Give the output of the program when you type 2*(1+3)/x; and explain why this expression is accepted by the parser by drawing the parse tree. Give the output of the program when you type 2x+1; and explain why it is not accepted. At what point in the program does the parser fail?

Extend the parser program to include syntax checking of function calls with one argument, given by the new production for <factor>:
```
<factor> -> '(' <expr> ')'
          | '-' <factor>
          | identifier '(' <expr> ')'
          | identifier
          | number
```
Test your implementation with 2*f(1+a);. Also draw the parse tree of 2*f(1+a);.
Extend the parser to include syntax checking of the exponentiation operator ^, so that expressions like -a^2 and -(a^b)^(c*d)^(e+f) can be parsed. Note that exponentation is right associative and has the highest precedence, even higher than unary minus, so -a^2 is evaluated by evaluating a^2 first.

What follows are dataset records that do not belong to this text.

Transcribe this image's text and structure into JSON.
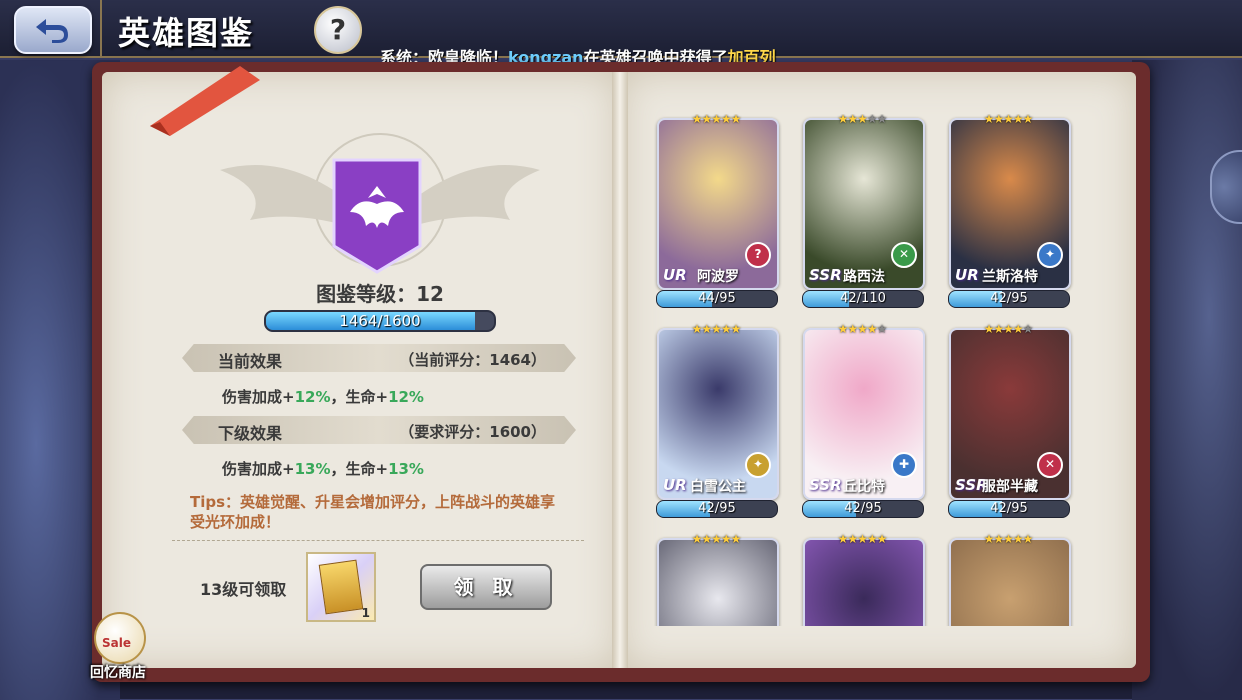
{
  "header": {
    "title": "英雄图鉴",
    "help_label": "?"
  },
  "announcement": {
    "prefix": "系统：欧皇降临！",
    "user": "kongzan",
    "middle": "在英雄召唤中获得了",
    "hero": "加百列"
  },
  "codex": {
    "level_label": "图鉴等级：12",
    "progress_text": "1464/1600",
    "progress_value": 1464,
    "progress_max": 1600,
    "current_header": "当前效果",
    "current_score": "（当前评分：1464）",
    "current_effect": {
      "dmg_label": "伤害加成+",
      "dmg_val": "12%",
      "sep": "，生命+",
      "hp_val": "12%"
    },
    "next_header": "下级效果",
    "next_score": "（要求评分：1600）",
    "next_effect": {
      "dmg_label": "伤害加成+",
      "dmg_val": "13%",
      "sep": "，生命+",
      "hp_val": "13%"
    },
    "tips": "Tips：英雄觉醒、升星会增加评分，上阵战斗的英雄享受光环加成！",
    "reward_label": "13级可领取",
    "reward_qty": "1",
    "claim_button": "领 取"
  },
  "shop": {
    "badge": "Sale",
    "label": "回忆商店"
  },
  "heroes": [
    {
      "name": "阿波罗",
      "rank": "UR",
      "stars": 5,
      "max_stars": 5,
      "progress": "44/95",
      "ratio": 0.46,
      "class": "?",
      "class_color": "#c0304a",
      "art": [
        "#f3d98a",
        "#8c6a9a"
      ]
    },
    {
      "name": "路西法",
      "rank": "SSR",
      "stars": 3,
      "max_stars": 5,
      "progress": "42/110",
      "ratio": 0.38,
      "class": "✕",
      "class_color": "#3a9a4a",
      "art": [
        "#e6e6d6",
        "#3a4a2a"
      ]
    },
    {
      "name": "兰斯洛特",
      "rank": "UR",
      "stars": 5,
      "max_stars": 5,
      "progress": "42/95",
      "ratio": 0.44,
      "class": "✦",
      "class_color": "#3a78c8",
      "art": [
        "#d98a4a",
        "#2a3044"
      ]
    },
    {
      "name": "白雪公主",
      "rank": "UR",
      "stars": 5,
      "max_stars": 5,
      "progress": "42/95",
      "ratio": 0.44,
      "class": "✦",
      "class_color": "#c8a030",
      "art": [
        "#3a3a6a",
        "#c8d8f0"
      ]
    },
    {
      "name": "丘比特",
      "rank": "SSR",
      "stars": 4,
      "max_stars": 5,
      "progress": "42/95",
      "ratio": 0.44,
      "class": "✚",
      "class_color": "#3a78c8",
      "art": [
        "#f0a8c8",
        "#f8f0f4"
      ]
    },
    {
      "name": "服部半藏",
      "rank": "SSR",
      "stars": 4,
      "max_stars": 5,
      "progress": "42/95",
      "ratio": 0.44,
      "class": "✕",
      "class_color": "#c0304a",
      "art": [
        "#8a3a3a",
        "#4a3030"
      ]
    },
    {
      "name": "",
      "rank": "",
      "stars": 5,
      "max_stars": 5,
      "progress": "",
      "ratio": 0,
      "class": "",
      "class_color": "#888",
      "art": [
        "#e8e8ee",
        "#5a5a6a"
      ]
    },
    {
      "name": "",
      "rank": "",
      "stars": 5,
      "max_stars": 5,
      "progress": "",
      "ratio": 0,
      "class": "",
      "class_color": "#888",
      "art": [
        "#3a2a5a",
        "#8a5ab8"
      ]
    },
    {
      "name": "",
      "rank": "",
      "stars": 5,
      "max_stars": 5,
      "progress": "",
      "ratio": 0,
      "class": "",
      "class_color": "#888",
      "art": [
        "#c8a070",
        "#8a6a4a"
      ]
    }
  ]
}
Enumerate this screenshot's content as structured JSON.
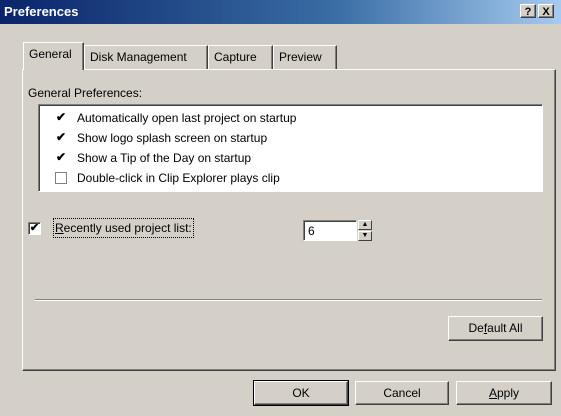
{
  "window": {
    "title": "Preferences",
    "help_glyph": "?",
    "close_glyph": "X"
  },
  "tabs": [
    {
      "label": "General",
      "active": true
    },
    {
      "label": "Disk Management",
      "active": false
    },
    {
      "label": "Capture",
      "active": false
    },
    {
      "label": "Preview",
      "active": false
    }
  ],
  "general": {
    "group_label": "General Preferences:",
    "options": [
      {
        "label": "Automatically open last project on startup",
        "checked": true,
        "mark": "✔"
      },
      {
        "label": "Show logo splash screen on startup",
        "checked": true,
        "mark": "✔"
      },
      {
        "label": "Show a Tip of the Day on startup",
        "checked": true,
        "mark": "✔"
      },
      {
        "label": "Double-click in Clip Explorer plays clip",
        "checked": false,
        "mark": ""
      }
    ],
    "recent_list": {
      "label_underlined": "R",
      "label_rest": "ecently used project list:",
      "checked": true,
      "mark": "✔",
      "count": "6"
    },
    "default_all": {
      "before": "De",
      "underlined": "f",
      "after": "ault All"
    }
  },
  "buttons": {
    "ok": "OK",
    "cancel": "Cancel",
    "apply_underlined": "A",
    "apply_rest": "pply"
  }
}
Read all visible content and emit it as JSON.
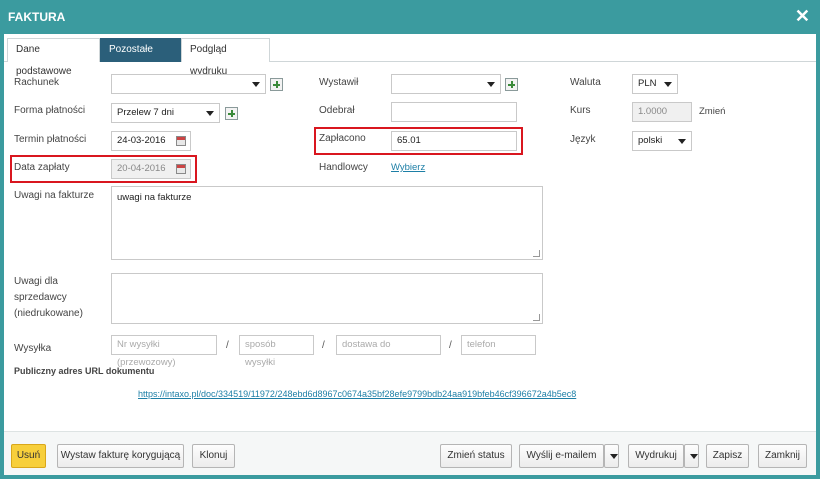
{
  "window": {
    "title": "FAKTURA",
    "close_icon": "close-icon"
  },
  "tabs": [
    {
      "label": "Dane podstawowe"
    },
    {
      "label": "Pozostałe dane"
    },
    {
      "label": "Podgląd wydruku"
    }
  ],
  "form": {
    "rachunek": {
      "label": "Rachunek",
      "value": ""
    },
    "forma_platnosci": {
      "label": "Forma płatności",
      "value": "Przelew 7 dni"
    },
    "termin_platnosci": {
      "label": "Termin płatności",
      "value": "24-03-2016"
    },
    "data_zaplaty": {
      "label": "Data zapłaty",
      "value": "20-04-2016"
    },
    "wystawil": {
      "label": "Wystawił",
      "value": ""
    },
    "odebral": {
      "label": "Odebrał",
      "value": ""
    },
    "zaplacono": {
      "label": "Zapłacono",
      "value": "65.01"
    },
    "handlowcy": {
      "label": "Handlowcy",
      "link": "Wybierz"
    },
    "waluta": {
      "label": "Waluta",
      "value": "PLN"
    },
    "kurs": {
      "label": "Kurs",
      "value": "1.0000",
      "action": "Zmień"
    },
    "jezyk": {
      "label": "Język",
      "value": "polski"
    },
    "uwagi_na_fakturze": {
      "label": "Uwagi na fakturze",
      "value": "uwagi na fakturze"
    },
    "uwagi_dla_sprzedawcy": {
      "label_1": "Uwagi dla",
      "label_2": "sprzedawcy",
      "label_3": "(niedrukowane)",
      "value": ""
    },
    "wysylka": {
      "label": "Wysyłka",
      "sep": "/",
      "placeholders": [
        "Nr wysyłki (przewozowy)",
        "sposób wysyłki",
        "dostawa do",
        "telefon"
      ]
    },
    "public_url": {
      "label": "Publiczny adres URL dokumentu",
      "url": "https://intaxo.pl/doc/334519/11972/248ebd6d8967c0674a35bf28efe9799bdb24aa919bfeb46cf396672a4b5ec8"
    }
  },
  "footer": {
    "usun": "Usuń",
    "korygujaca": "Wystaw fakturę korygującą",
    "klonuj": "Klonuj",
    "zmien_status": "Zmień status",
    "wyslij": "Wyślij e-mailem",
    "wydrukuj": "Wydrukuj",
    "zapisz": "Zapisz",
    "zamknij": "Zamknij"
  },
  "colors": {
    "header": "#3b9b9f",
    "active_tab": "#2b5f7a",
    "highlight": "#d9161f",
    "delete_button": "#f7cf3b",
    "link": "#1d7fa6"
  }
}
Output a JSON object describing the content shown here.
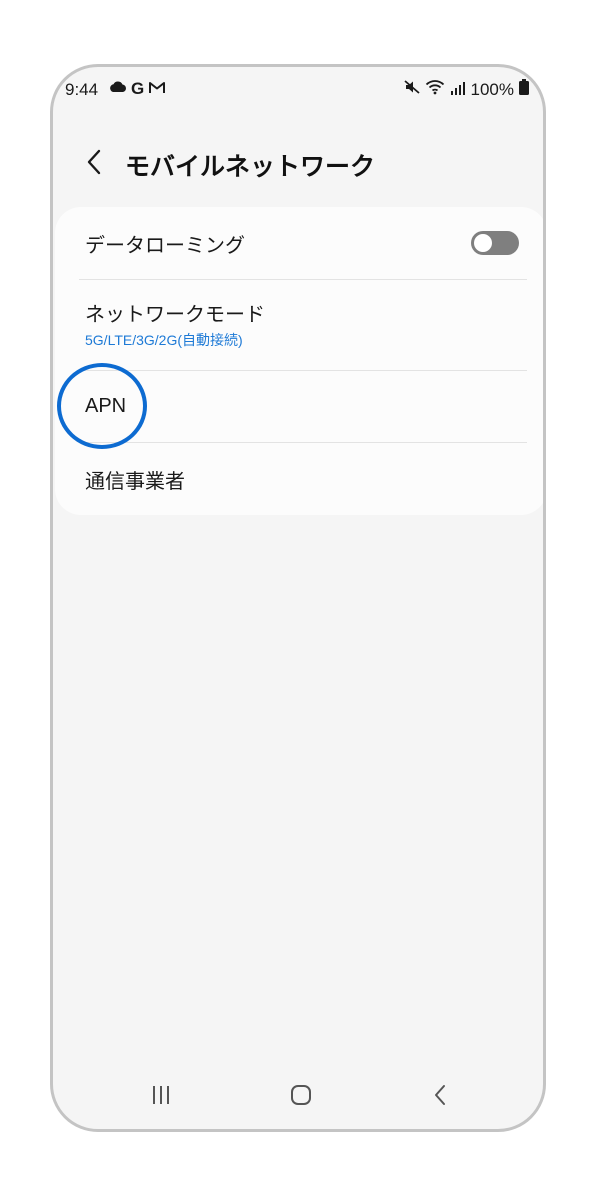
{
  "status_bar": {
    "time": "9:44",
    "left_icons": [
      "cloud-icon",
      "google-icon",
      "gmail-icon"
    ],
    "google_glyph": "G",
    "right_icons": [
      "mute-icon",
      "wifi-icon",
      "signal-icon",
      "battery-icon"
    ],
    "battery": "100%"
  },
  "header": {
    "back_icon": "chevron-left-icon",
    "title": "モバイルネットワーク"
  },
  "settings": {
    "data_roaming": {
      "title": "データローミング",
      "enabled": false
    },
    "network_mode": {
      "title": "ネットワークモード",
      "value": "5G/LTE/3G/2G(自動接続)"
    },
    "apn": {
      "title": "APN",
      "highlighted": true
    },
    "carrier": {
      "title": "通信事業者"
    }
  },
  "nav_bar": {
    "items": [
      "recent-apps-icon",
      "home-icon",
      "back-icon"
    ]
  },
  "colors": {
    "accent": "#1e7ad6",
    "highlight": "#0d6bd1",
    "toggle_off": "#7f7f7f",
    "background": "#f5f5f5",
    "card": "#fcfcfc"
  }
}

To implemented this, you must add a <power> nonterminal and also change the production of <factor> so that the parse tree of -a^2 is:
```
    <factor>
     /    \
    -   <power>
        /  |  \
       a   ^   <power>
                 |
                 2
```

Turn in this assignment as a working Java program named "Parser4.java", using the submit script "pr4submit.sh". Your answers for the non-programming questions should be inserted in the documentation at the top of your file. Use plain text to draw the trees as required.